承認了那畫是我畫的。
承認之後他反倒靜了下來,氣氛頗為緊張,好在不久,他的眼眸再度閃著光亮,語調略有崇拜看著我“這位公子怎麼稱呼”
額“在下姓林,單名洛字”腦子裡隨便拼湊了個名字。
“林公子,久仰久仰”老闆作揖,書生之間莫不是都這般打招呼?
只是這久仰,是從何而來,我們此前不熟,他也是才知道我的名字。
介於禮節,還是學著他作揖“客氣,客氣”
倒也沒見他再做過分之事,就放鬆和他聊了起來,傅元勳並非本地人,祖籍原本在滄州鄖縣,那裡氣候溫和盛產竹子,遂家家戶戶做了竹子生意居多,奈何旱災之後,多數人流離失所,他也一路出來尋口飯吃,三年前才來豐城,此前自己在老家也是做摺扇,這門手藝就傳了下來,他本人是喜歡練練書法,看看書,並未想得半點功名,只說是一時興趣。
但在我看來他的眼光卻是分外獨到,若是常人,我手上這把單隻梅花摺扇,誰能把它當寶貝,他既然能看出其中的意境。確實不是一般興趣就能達到的境界。
瞥見天色已晚,心心念夜筠帶我去紅樓的事情,遂開口向他告辭“林某晚間另有約,先行告辭”
“既然這樣。在下就不便再留,五日之後,風雅樓有一場詩會,不知在下有沒有榮幸,請林公子一同前往”
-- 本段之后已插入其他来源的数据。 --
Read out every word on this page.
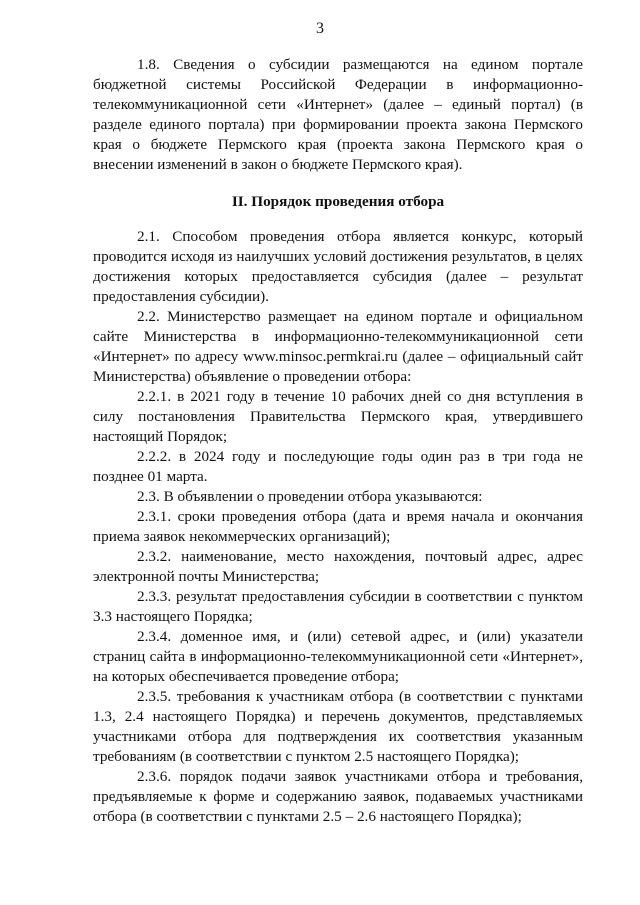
3

1.8. Сведения о субсидии размещаются на едином портале бюджетной системы Российской Федерации в информационно-телекоммуникационной сети «Интернет» (далее – единый портал) (в разделе единого портала) при формировании проекта закона Пермского края о бюджете Пермского края (проекта закона Пермского края о внесении изменений в закон о бюджете Пермского края).

II. Порядок проведения отбора

2.1. Способом проведения отбора является конкурс, который проводится исходя из наилучших условий достижения результатов, в целях достижения которых предоставляется субсидия (далее – результат предоставления субсидии).

2.2. Министерство размещает на едином портале и официальном сайте Министерства в информационно-телекоммуникационной сети «Интернет» по адресу www.minsoc.permkrai.ru (далее – официальный сайт Министерства) объявление о проведении отбора:

2.2.1. в 2021 году в течение 10 рабочих дней со дня вступления в силу постановления Правительства Пермского края, утвердившего настоящий Порядок;

2.2.2. в 2024 году и последующие годы один раз в три года не позднее 01 марта.

2.3. В объявлении о проведении отбора указываются:

2.3.1. сроки проведения отбора (дата и время начала и окончания приема заявок некоммерческих организаций);

2.3.2. наименование, место нахождения, почтовый адрес, адрес электронной почты Министерства;

2.3.3. результат предоставления субсидии в соответствии с пунктом 3.3 настоящего Порядка;

2.3.4. доменное имя, и (или) сетевой адрес, и (или) указатели страниц сайта в информационно-телекоммуникационной сети «Интернет», на которых обеспечивается проведение отбора;

2.3.5. требования к участникам отбора (в соответствии с пунктами 1.3, 2.4 настоящего Порядка) и перечень документов, представляемых участниками отбора для подтверждения их соответствия указанным требованиям (в соответствии с пунктом 2.5 настоящего Порядка);

2.3.6. порядок подачи заявок участниками отбора и требования, предъявляемые к форме и содержанию заявок, подаваемых участниками отбора (в соответствии с пунктами 2.5 – 2.6 настоящего Порядка);
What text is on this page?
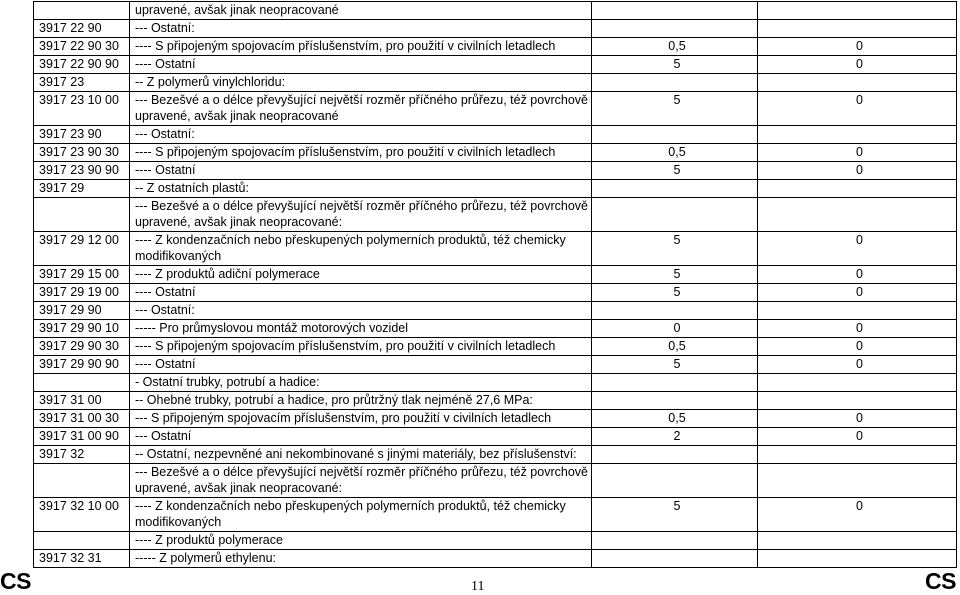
	upravené, avšak jinak neopracované		
3917 22 90	--- Ostatní:		
3917 22 90 30	---- S připojeným spojovacím příslušenstvím, pro použití v civilních letadlech	0,5	0
3917 22 90 90	---- Ostatní	5	0
3917 23	-- Z polymerů vinylchloridu:		
3917 23 10 00	--- Bezešvé a o délce převyšující největší rozměr příčného průřezu, též povrchově upravené, avšak jinak neopracované	5	0
3917 23 90	--- Ostatní:		
3917 23 90 30	---- S připojeným spojovacím příslušenstvím, pro použití v civilních letadlech	0,5	0
3917 23 90 90	---- Ostatní	5	0
3917 29	-- Z ostatních plastů:		
	--- Bezešvé a o délce převyšující největší rozměr příčného průřezu, též povrchově upravené, avšak jinak neopracované:		
3917 29 12 00	---- Z kondenzačních nebo přeskupených polymerních produktů, též chemicky modifikovaných	5	0
3917 29 15 00	---- Z produktů adiční polymerace	5	0
3917 29 19 00	---- Ostatní	5	0
3917 29 90	--- Ostatní:		
3917 29 90 10	----- Pro průmyslovou montáž motorových vozidel	0	0
3917 29 90 30	---- S připojeným spojovacím příslušenstvím, pro použití v civilních letadlech	0,5	0
3917 29 90 90	---- Ostatní	5	0
	- Ostatní trubky, potrubí a hadice:		
3917 31 00	-- Ohebné trubky, potrubí a hadice, pro průtržný tlak nejméně 27,6 MPa:		
3917 31 00 30	--- S připojeným spojovacím příslušenstvím, pro použití v civilních letadlech	0,5	0
3917 31 00 90	--- Ostatní	2	0
3917 32	-- Ostatní, nezpevněné ani nekombinované s jinými materiály, bez příslušenství:		
	--- Bezešvé a o délce převyšující největší rozměr příčného průřezu, též povrchově upravené, avšak jinak neopracované:		
3917 32 10 00	---- Z kondenzačních nebo přeskupených polymerních produktů, též chemicky modifikovaných	5	0
	---- Z produktů polymerace		
3917 32 31	----- Z polymerů ethylenu:		
CS	11	CS
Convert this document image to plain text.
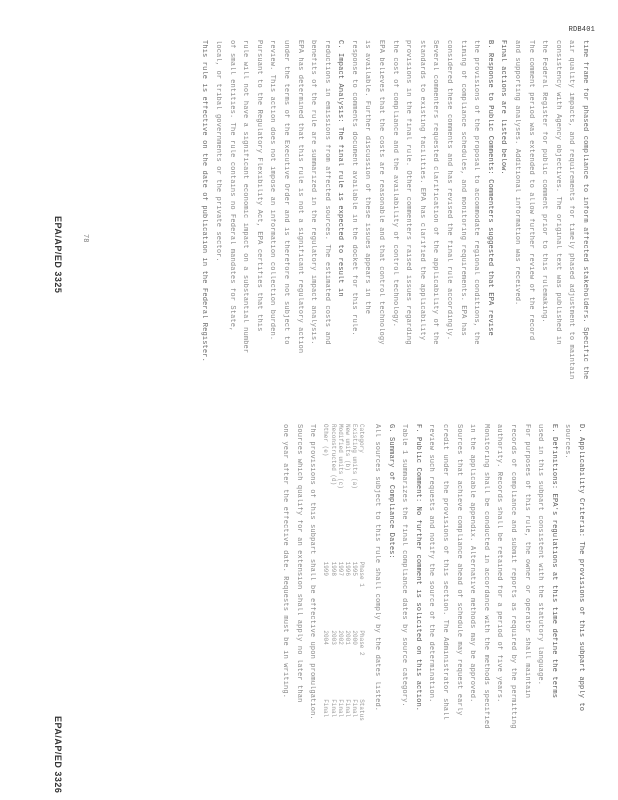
RDB401

time frame for phased compliance to inform affected stakeholders. Specific the

air quality impacts, and requirements for timely phased adjustment to maintain

consistency with Agency objectives. The original text was published in

the Federal Register for public comment prior to this rulemaking.

The comment period was extended to allow further review of the record

and supporting analyses. Additional information was received.

Final actions are listed below.

B. Response to Public Comments: Commenters suggested that EPA revise

the provisions of the proposal to accommodate regional conditions, the

timing of compliance schedules, and monitoring requirements. EPA has

considered these comments and has revised the final rule accordingly.

Several commenters requested clarification of the applicability of the

standards to existing facilities. EPA has clarified the applicability

provisions in the final rule. Other commenters raised issues regarding

the cost of compliance and the availability of control technology.

EPA believes that the costs are reasonable and that control technology

is available. Further discussion of these issues appears in the

response to comments document available in the docket for this rule.

C. Impact Analysis: The final rule is expected to result in

reductions in emissions from affected sources. The estimated costs and

benefits of the rule are summarized in the regulatory impact analysis.

EPA has determined that this rule is not a significant regulatory action

under the terms of the Executive Order and is therefore not subject to

review. This action does not impose an information collection burden.

Pursuant to the Regulatory Flexibility Act, EPA certifies that this

rule will not have a significant economic impact on a substantial number

of small entities. The rule contains no Federal mandates for State,

local, or tribal governments or the private sector.

This rule is effective on the date of publication in the Federal Register.

D. Applicability Criteria: The provisions of this subpart apply to

sources.

E. Definitions: EPA's regulations at this time define the terms

used in this subpart consistent with the statutory language.

For purposes of this rule, the owner or operator shall maintain

records of compliance and submit reports as required by the permitting

authority. Records shall be retained for a period of five years.

Monitoring shall be conducted in accordance with the methods specified

in the applicable appendix. Alternative methods may be approved.

Sources that achieve compliance ahead of schedule may request early

credit under the provisions of this section. The Administrator shall

review such requests and notify the source of the determination.

F. Public Comment: No further comment is solicited on this action.

Table 1 summarizes the final compliance dates by source category.

G. Summary of Compliance Dates:

All sources subject to this rule shall comply by the dates listed.

Category
Phase 1
Phase 2
Status
Existing units (a)
1995
2000
Final
New units (b)
1996
2001
Final
Modified units (c)
1997
2002
Final
Reconstructed (d)
1998
2003
Final
Other (e)
1999
2004
Final

The provisions of this subpart shall be effective upon promulgation.

Sources which qualify for an extension shall apply no later than

one year after the effective date. Requests must be in writing.

78
EPA/AP/ED 3325
EPA/AP/ED 3326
這個我定然是要拒絕的,莫說我不是那作畫之人,單單聽到詩會就頭疼“老闆,我一個作畫的,作詩並不在行…”
老闆的眼神看著我分明就又是一股子的崇拜和期盼‘林公子,您只要來。不必吟誦作詩,只要你來我們就很滿足了”眼看天色已暗,老闆還一直沒有要停下的意思,於是硬著頭皮應了下來。
又到了眾人收攤回家的時候,遲遲不見夜筠現身。興許已經去紅樓替我打點去了,於是隨便問了個路人,紅樓怎麼走,卻被實實在在丟了一個唾棄的眼神。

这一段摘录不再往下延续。